Tony Kalcina, executive director of operational and business support system maker Clarity, said that telcos needed to look no further than their market value compared to over-the-top players for a reason to reinvent.

"The valuation of telcos is going down while over-the-top players are going up, and those players are crossing over [into the telco space]," Kalcina said.

"There are cracks appearing in profitability around the industry. The evidence is clear that something has to happen."

Kalcina said that defining what telcos could do reinvent themselves was the primary issue facing the industry.

"How you do it is a secondary question to what you do," he told iTnews.

Kalcina's suggestions revolved largely around "delighting customers" - making the customer experience central to the idea of reinvention.

"It has to focus on the customer and how can I provide value," he said. "It's marketing 101 one-to-one, not one-to-many."

He proposed that telcos employ customer experience engineers, noting, "there's lot of them at Google and Apple".

And he suggested that telcos put together "tiger teams" of up to a dozen people that could "surround a random customer and create value for that customer".

"Let not the shackles of the past hold you back," he said.

"There's no reason [you] can't create [a] tiger team. You're going through a major transition. Re-inventing yourself is the key."

The TM Forum in Sydney was part education, part recruitment drive, given frequent references to the collaborative work being undertaken by members to devise strategies for reinvention.

Copyright © iTnews.com.au . All rights reserved.


Telcos: Don't let content players keep eating your lunch
"All this is, is when one group of people, thought of something better before another group of people, so now they are whinging."
By cootified
 
 
 
Comments: 3
walteradamson
Mar 16, 2011 4:45 PM
There is still a mountain of money in SMS, in MMS which is not even touched in Australia, and even in voice. There is also a lot more in M2M than might meet the eye. Those things done well could sustain great revenue and valuations. You'd have to question how telcos believe they can succeed in new fields when they can't get their core assets and advantages functioning.

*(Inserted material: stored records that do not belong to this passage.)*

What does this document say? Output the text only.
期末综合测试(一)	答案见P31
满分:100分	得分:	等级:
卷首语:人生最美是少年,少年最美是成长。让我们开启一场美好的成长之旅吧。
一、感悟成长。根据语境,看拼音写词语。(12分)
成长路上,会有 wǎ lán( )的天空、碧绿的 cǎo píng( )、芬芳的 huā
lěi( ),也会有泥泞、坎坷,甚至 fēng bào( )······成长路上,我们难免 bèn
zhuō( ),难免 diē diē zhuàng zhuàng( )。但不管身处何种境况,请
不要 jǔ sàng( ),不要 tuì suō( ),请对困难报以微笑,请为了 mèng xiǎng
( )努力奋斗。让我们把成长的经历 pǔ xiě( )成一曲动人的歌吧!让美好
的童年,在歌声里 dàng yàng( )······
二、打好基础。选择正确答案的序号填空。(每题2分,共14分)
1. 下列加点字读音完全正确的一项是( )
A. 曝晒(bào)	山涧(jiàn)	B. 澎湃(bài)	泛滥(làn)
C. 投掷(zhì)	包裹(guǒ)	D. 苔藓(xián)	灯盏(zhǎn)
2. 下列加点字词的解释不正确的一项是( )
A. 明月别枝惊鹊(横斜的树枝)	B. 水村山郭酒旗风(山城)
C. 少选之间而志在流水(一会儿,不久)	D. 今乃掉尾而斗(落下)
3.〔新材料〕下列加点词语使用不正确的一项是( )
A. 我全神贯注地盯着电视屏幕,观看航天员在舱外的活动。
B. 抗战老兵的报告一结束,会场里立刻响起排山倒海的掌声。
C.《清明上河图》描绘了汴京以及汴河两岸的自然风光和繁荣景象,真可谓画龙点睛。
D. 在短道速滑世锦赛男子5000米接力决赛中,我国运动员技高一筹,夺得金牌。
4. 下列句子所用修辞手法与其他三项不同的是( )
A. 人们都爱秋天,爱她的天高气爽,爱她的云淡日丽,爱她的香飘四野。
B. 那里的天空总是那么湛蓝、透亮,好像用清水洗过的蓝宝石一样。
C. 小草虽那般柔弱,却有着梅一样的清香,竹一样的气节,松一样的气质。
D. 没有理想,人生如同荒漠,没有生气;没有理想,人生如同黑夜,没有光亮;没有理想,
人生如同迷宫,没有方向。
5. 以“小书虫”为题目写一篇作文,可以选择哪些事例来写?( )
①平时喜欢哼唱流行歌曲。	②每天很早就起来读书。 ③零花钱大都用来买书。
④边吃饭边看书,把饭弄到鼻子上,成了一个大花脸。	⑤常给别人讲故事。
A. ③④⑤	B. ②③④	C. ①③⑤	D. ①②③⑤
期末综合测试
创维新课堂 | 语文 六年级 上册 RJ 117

If these executives decided to transform their organizations into a more engaging companies, attracting more customers through advocacy and user-generated content, then they'd be off to a flying start.

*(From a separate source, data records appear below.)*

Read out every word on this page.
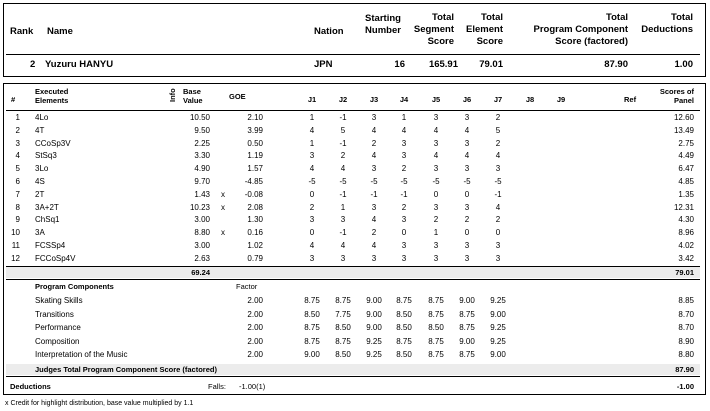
Rank Name	Nation
Starting
Number
Total
Segment
Score
Total
Element
Score
Total
Program Component
Score (factored)
Total
Deductions
2 Yuzuru HANYU	JPN	16	165.91	79.01	87.90	1.00
#
Executed
Elements	Info Base
Value	GOE	J1	J2	J3	J4	J5	J6	J7	J8	J9	Ref
Scores of
Panel
1 4Lo	10.50	2.10	1	-1	3	1	3	3	2	12.60
2 4T	9.50	3.99	4	5	4	4	4	4	5	13.49
3 CCoSp3V	2.25	0.50	1	-1	2	3	3	3	2	2.75
4 StSq3	3.30	1.19	3	2	4	3	4	4	4	4.49
5 3Lo	4.90	1.57	4	4	3	2	3	3	3	6.47
6 4S	9.70	-4.85	-5	-5	-5	-5	-5	-5	-5	4.85
7 2T	1.43 x	-0.08	0	-1	-1	-1	0	0	-1	1.35
8 3A+2T	10.23 x	2.08	2	1	3	2	3	3	4	12.31
9 ChSq1	3.00	1.30	3	3	4	3	2	2	2	4.30
10 3A	8.80 x	0.16	0	-1	2	0	1	0	0	8.96
11 FCSSp4	3.00	1.02	4	4	4	3	3	3	3	4.02
12 FCCoSp4V	2.63	0.79	3	3	3	3	3	3	3	3.42
69.24	79.01
Program Components	Factor
Skating Skills	2.00	8.75	8.75	9.00	8.75	8.75	9.00	9.25	8.85
Transitions	2.00	8.50	7.75	9.00	8.50	8.75	8.75	9.00	8.70
Performance	2.00	8.75	8.50	9.00	8.50	8.50	8.75	9.25	8.70
Composition	2.00	8.75	8.75	9.25	8.75	8.75	9.00	9.25	8.90
Interpretation of the Music	2.00	9.00	8.50	9.25	8.50	8.75	8.75	9.00	8.80
Judges Total Program Component Score (factored)	87.90
Deductions	Falls: -1.00(1)	-1.00
x Credit for highlight distribution, base value multiplied by 1.1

That's not about creativity and off-site think tanks - it's know stuff. However it is very challenging and those leaders will be quickly challenged to develop a strategy that works not only for hundreds of managers and thousands of employees, but also, most likely, for millions of customers.

That's the challenge of 2011. It's know. It's very hard work. It's organisational change. It's not rocket science. And it's not lamenting why other people "the content companies etc etc etc" are eating your lunch it's facing yourself in the mirror and doing something for your customers.

Walter @adamson
http://sobizco.com
walteradamson
Mar 16, 2011 4:46 PM
Correction: It's known.
cootified
Mar 17, 2011 10:27 AM
All this is, is when one group of people, thought of something better before another group of people, so now they are whinging.